Methane flux at the water-gas interface is influenced by complex interactions among phytoplankton, phosphorus inputs and methane-functional bacteria: A microcosm systems study.

Phytoplankton affect carbon cycling and emissions in eutrophic reservoirs dramatically, but our knowledge about carbon emissions response to phytoplankton bloom and phosphorus enrichment is rather limited. Here we performed a microcosm experiment with five treatments to investigate how phytoplankton blooms and phosphorus addition will impact the carbon emissions and the methane-functional bacterial community. During the 43-day incubation, the CH4 and CO2 flux at the water-air interface in the five water columns fluctuated between 7.536 and 16.689 µmol and between 2788.501 and 4142.726 µmol, respectively. The flux of CH4 and CO2 during phytoplankton decay was 1.542 to 10.397 times and 4.203 to 8.622 times higher, respectively, compared to that during phytoplankton growth.

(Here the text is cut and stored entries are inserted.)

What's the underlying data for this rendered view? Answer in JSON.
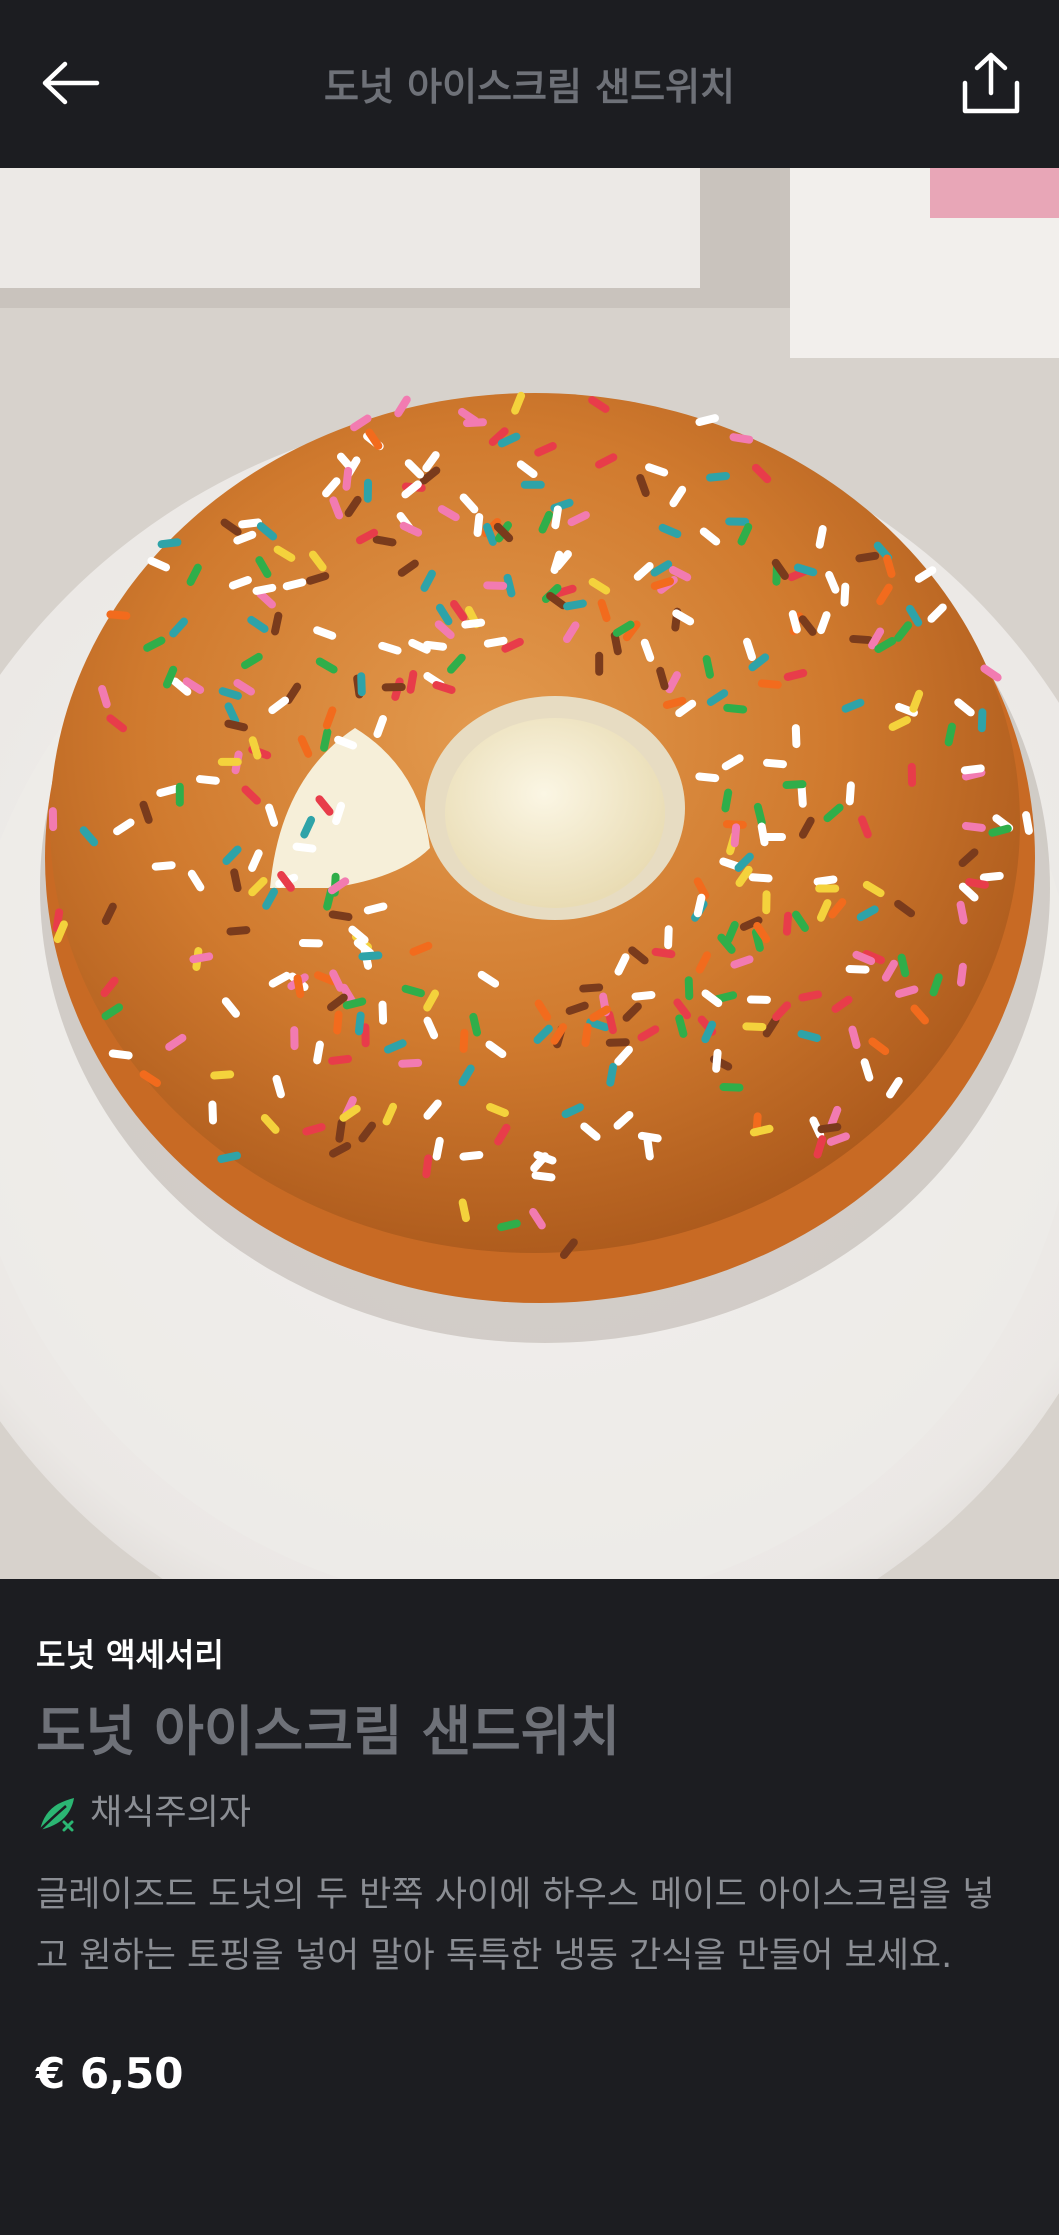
{
  "header": {
    "title": "도넛 아이스크림 샌드위치",
    "back_icon": "arrow-left-icon",
    "share_icon": "share-icon"
  },
  "hero": {
    "subject": "product-photo",
    "colors": {
      "donut": "#d07a2e",
      "plate": "#f1efed",
      "cream": "#f4ecd1"
    }
  },
  "product": {
    "category": "도넛 액세서리",
    "title": "도넛 아이스크림 샌드위치",
    "diet_tag": "채식주의자",
    "diet_icon": "vegan-leaf-icon",
    "description": "글레이즈드 도넛의 두 반쪽 사이에 하우스 메이드 아이스크림을 넣고 원하는 토핑을 넣어 말아 독특한 냉동 간식을 만들어 보세요.",
    "price": "€ 6,50"
  },
  "colors": {
    "background": "#1c1d21",
    "title_muted": "#6e7178",
    "body_text": "#8b8e94",
    "tag_green": "#2bb673"
  }
}
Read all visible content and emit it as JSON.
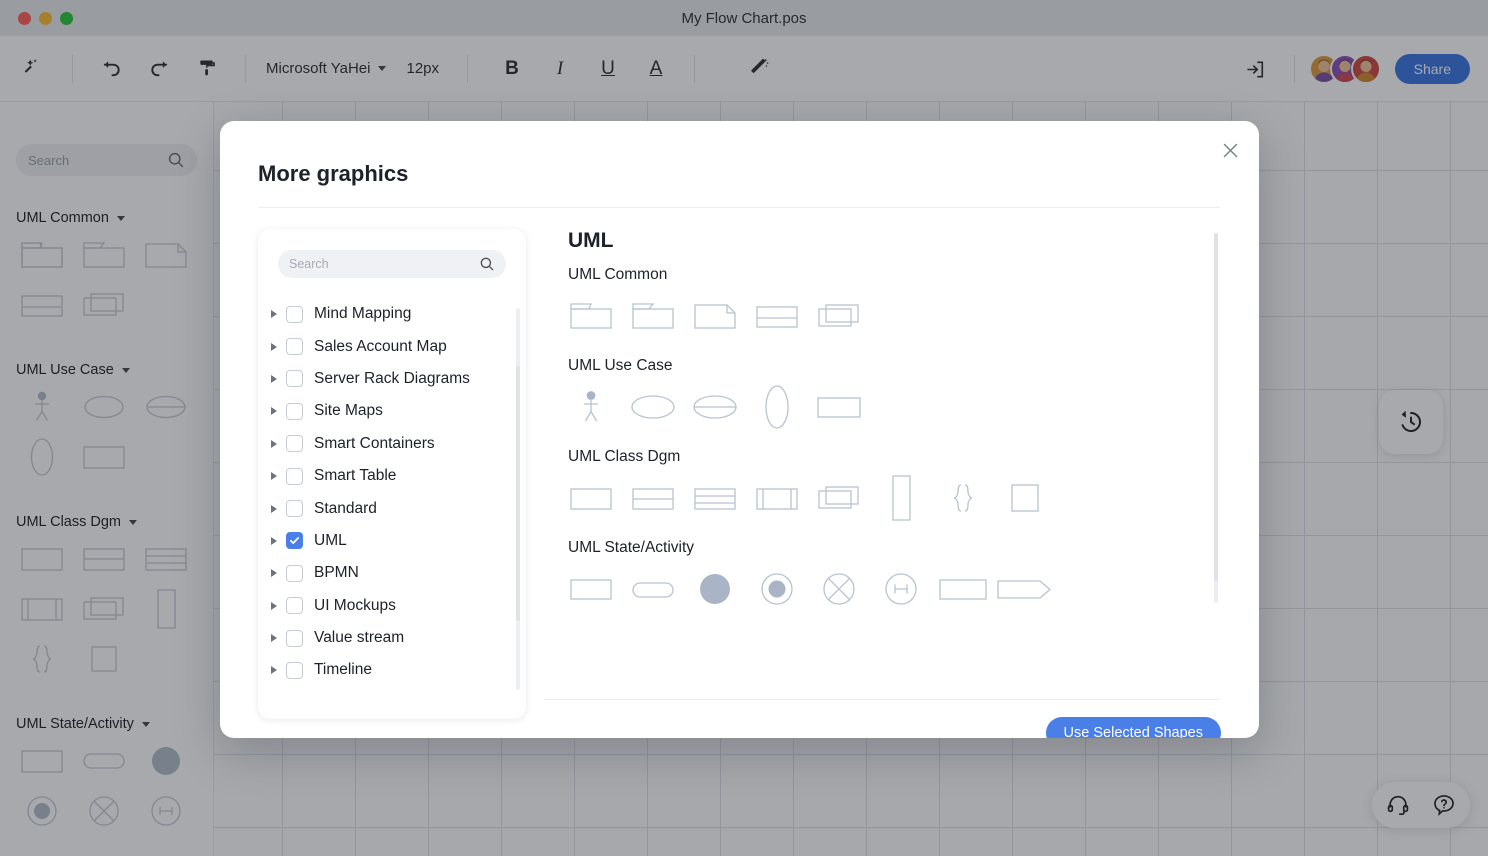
{
  "window": {
    "title": "My Flow Chart.pos",
    "traffic_lights": [
      "close",
      "minimize",
      "maximize"
    ]
  },
  "toolbar": {
    "magic_add_icon": "magic-wand-plus-icon",
    "undo_icon": "undo-icon",
    "redo_icon": "redo-icon",
    "format_painter_icon": "paint-roller-icon",
    "font_family": "Microsoft  YaHei",
    "font_size": "12px",
    "bold_label": "B",
    "italic_label": "I",
    "underline_label": "U",
    "font_color_label": "A",
    "style_wand_icon": "style-wand-icon",
    "import_icon": "import-arrow-icon",
    "share_label": "Share",
    "avatars": [
      {
        "name": "collaborator-1",
        "bg": "#e09a3e",
        "hair": "#241f25",
        "body": "#7c4fa8"
      },
      {
        "name": "collaborator-2",
        "bg": "#8b4fb5",
        "hair": "#2a2430",
        "body": "#d04a56"
      },
      {
        "name": "collaborator-3",
        "bg": "#d0483f",
        "hair": "#2b2026",
        "body": "#d4892e"
      }
    ]
  },
  "sidebar": {
    "search_placeholder": "Search",
    "groups": [
      {
        "title": "UML Common",
        "shapes": [
          "package-tab",
          "package-angled-tab",
          "note-folded",
          "frame-split",
          "stacked-rects"
        ]
      },
      {
        "title": "UML Use Case",
        "shapes": [
          "actor",
          "ellipse",
          "ellipse-divided",
          "ellipse-vertical",
          "rectangle"
        ]
      },
      {
        "title": "UML Class Dgm",
        "shapes": [
          "rectangle",
          "class-2-compartment",
          "class-3-compartment",
          "rect-vertical-split",
          "stacked-rects",
          "tall-rectangle",
          "braces",
          "square"
        ]
      },
      {
        "title": "UML State/Activity",
        "shapes": [
          "rectangle",
          "rounded-rect",
          "filled-circle",
          "circle-in-circle",
          "circle-x",
          "circle-h"
        ]
      }
    ]
  },
  "canvas": {
    "history_icon": "history-rewind-icon",
    "support_icon": "headset-icon",
    "help_icon": "question-bubble-icon"
  },
  "modal": {
    "title": "More graphics",
    "close_icon": "close-icon",
    "search_placeholder": "Search",
    "categories": [
      {
        "label": "Mind Mapping",
        "checked": false
      },
      {
        "label": "Sales Account Map",
        "checked": false
      },
      {
        "label": "Server Rack Diagrams",
        "checked": false
      },
      {
        "label": "Site Maps",
        "checked": false
      },
      {
        "label": "Smart Containers",
        "checked": false
      },
      {
        "label": "Smart Table",
        "checked": false
      },
      {
        "label": "Standard",
        "checked": false
      },
      {
        "label": "UML",
        "checked": true
      },
      {
        "label": "BPMN",
        "checked": false
      },
      {
        "label": "UI Mockups",
        "checked": false
      },
      {
        "label": "Value stream",
        "checked": false
      },
      {
        "label": "Timeline",
        "checked": false
      }
    ],
    "preview": {
      "title": "UML",
      "sections": [
        {
          "title": "UML Common",
          "shapes": [
            "package-tab",
            "package-angled-tab",
            "note-folded",
            "frame-split",
            "stacked-rects"
          ]
        },
        {
          "title": "UML Use Case",
          "shapes": [
            "actor",
            "ellipse",
            "ellipse-divided",
            "ellipse-vertical",
            "rectangle"
          ]
        },
        {
          "title": "UML Class Dgm",
          "shapes": [
            "rectangle",
            "class-2-compartment",
            "class-3-compartment",
            "rect-vertical-split",
            "stacked-rects",
            "tall-rectangle",
            "braces",
            "square"
          ]
        },
        {
          "title": "UML State/Activity",
          "shapes": [
            "rectangle",
            "rounded-rect",
            "filled-circle",
            "circle-in-circle",
            "circle-x",
            "circle-h",
            "rectangle",
            "arrow-pentagon"
          ]
        }
      ]
    },
    "confirm_label": "Use Selected Shapes"
  },
  "colors": {
    "accent": "#4a7fe8",
    "share": "#3b77e3",
    "shape_stroke": "#b9c2d0",
    "shape_fill": "#a9b4c6"
  }
}
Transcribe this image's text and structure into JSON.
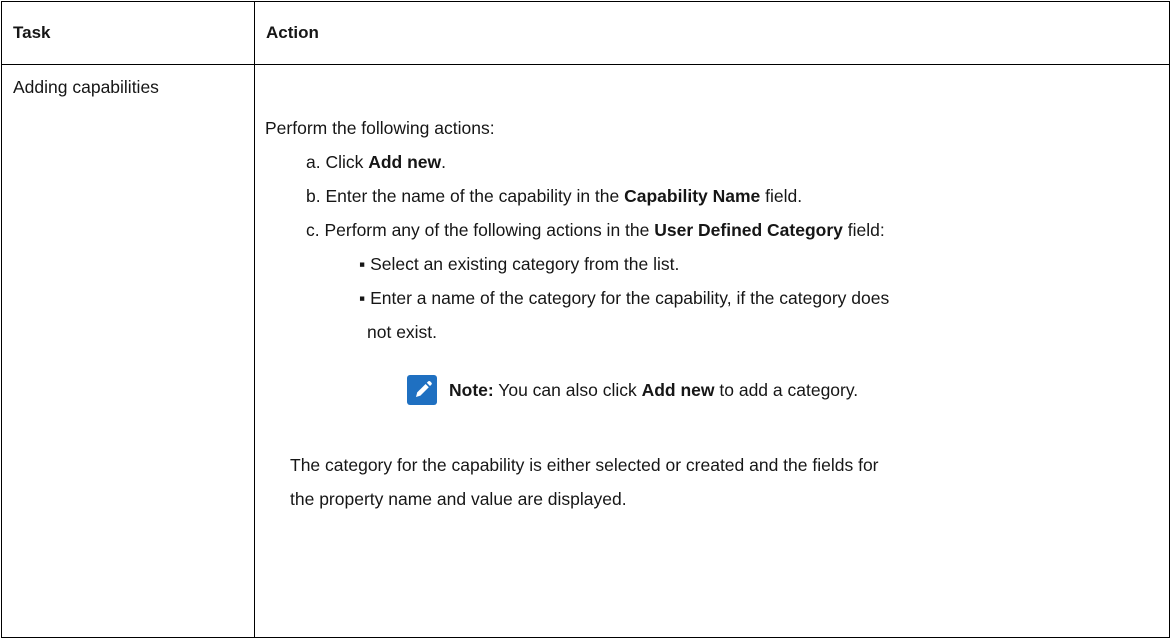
{
  "table": {
    "headers": {
      "task": "Task",
      "action": "Action"
    },
    "row": {
      "task": "Adding capabilities",
      "intro": "Perform the following actions:",
      "step_a": {
        "prefix": "a. Click ",
        "bold": "Add new",
        "suffix": "."
      },
      "step_b": {
        "prefix": "b. Enter the name of the capability in the ",
        "bold": "Capability Name",
        "suffix": " field."
      },
      "step_c": {
        "prefix": "c. Perform any of the following actions in the ",
        "bold": "User Defined Category",
        "suffix": " field:"
      },
      "bullet_1": "▪ Select an existing category from the list.",
      "bullet_2_line1": "▪ Enter a name of the category for the capability, if the category does",
      "bullet_2_line2": "not exist.",
      "note": {
        "icon": "pencil-note-icon",
        "label": "Note:",
        "text_before": " You can also click ",
        "bold": "Add new",
        "text_after": " to add a category."
      },
      "result_line1": "The category for the capability is either selected or created and the fields for",
      "result_line2": "the property name and value are displayed."
    }
  }
}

Furthermore, exogenous phosphorus increases bloom biomass of phytoplankton and subsequent CH4 production, even with low nitrogen concentrations. The addition of 1 mg KH2PO4 resulted in a conservative increase of 0.0715 µmol in CH4 emission and 11.911 µmol in CO2 emission in the water column, respectively, compared to the in-situ water column. High throughput sequencing determined that hydrogenotrophic Methanoregula dominated methanogens (MPB) and Methylocystaceae dominated methanotrophs (MOB) in the sediment. Phosphorus inhibited the relative abundance of Methanoregula after incubation, resulting in a significant decrease. Real-time quantitative polymerase chain reaction indicated that the absolute abundance of MPB and MOB (i.e., the mcrA gene and the pmoA gene) in the sediments ranged from 5.1354E+06 to 6.3176E+07 copies·g-1 and 1.1656E+06 to 9.5056E+06 copies·g-1, respectively. The mcrA gene showed a preference for sediments with high organic carbon content. The effect of eutrophication on CH4 emissions is closely related to nutrient load and distinct niche of methane-functional bacteria.